Le nombre de pas durant l’expiration est généralement plus grand.
Personnellement, si j’inspire trois secondes, j’expire cinq secondes. Je fais trois pas sur l’inspiration et cinq pas sur l’expiration.
Si j’inspire quatre secondes, alors j’expire six secondes ; j’inspire sur quatre pas, j’expire sur six pas.
Ou cela peut aussi être 5 et 8 ou 6 et 9.
Il arrive aussi que l’inspiration dure 10 secondes et l’expiration 15 secondes. Parfois aussi 12 et 18.
En respirant ainsi une minute, cela ne laisse place qu’à deux cycles d’inspiration et expiration.

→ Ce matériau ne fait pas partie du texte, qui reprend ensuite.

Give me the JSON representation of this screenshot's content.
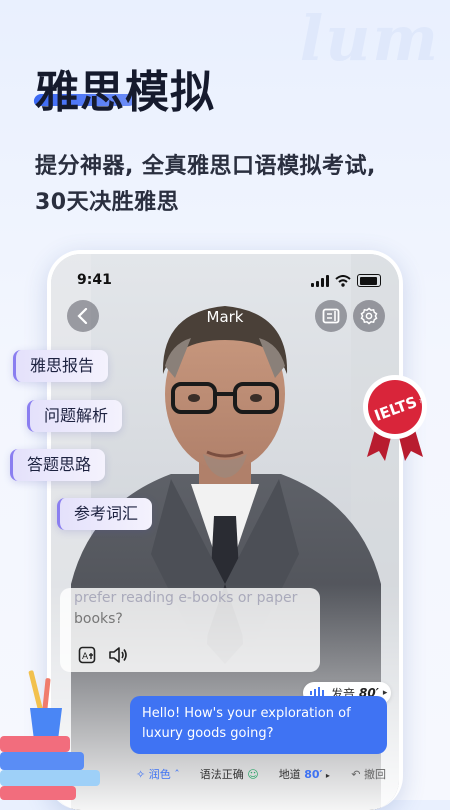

En position assise, nous pouvons parfois arriver en inspirant 10 secondes et expirant en 18 secondes. Et nous pouvons nous aider d’une horloge et respirer avec l’horloge, avec le « tic tac ».
C’est donc pareil avec la marche. En inspirant, nous pouvons commencer par 2 secondes/pas (Je suis arrivé, arrivé) et 3 sur l’expiration (Je suis chez moi, chez moi, chez moi).
L’essentiel est de se sentir vraiment chez soi ; ce n’est pas une déclaration, ce n’est pas une affirmation verbale. C’est une réalisation concrète. Quand j’inspire et fais un pas, je suis chez moi, je ne dois plus courir nulle part. Ma demeure est dans l’Ici et Maintenant.
Dans la tradition bouddhiste, nous apprenons que le passé n’est plus là, que le futur n’est pas encore là ; que seul le moment présent est disponible pour vivre. Et c’est pour cette raison que chaque respiration et chaque pas nous ramènent chez nous, dans le moment présent.
La Demeure, dans ce cas, c’est « Ici et Maintenant », là où sont disponibles toutes les merveilles de la Vie, là où mon corps est accessible. « Je suis arrivé, je suis chez moi. »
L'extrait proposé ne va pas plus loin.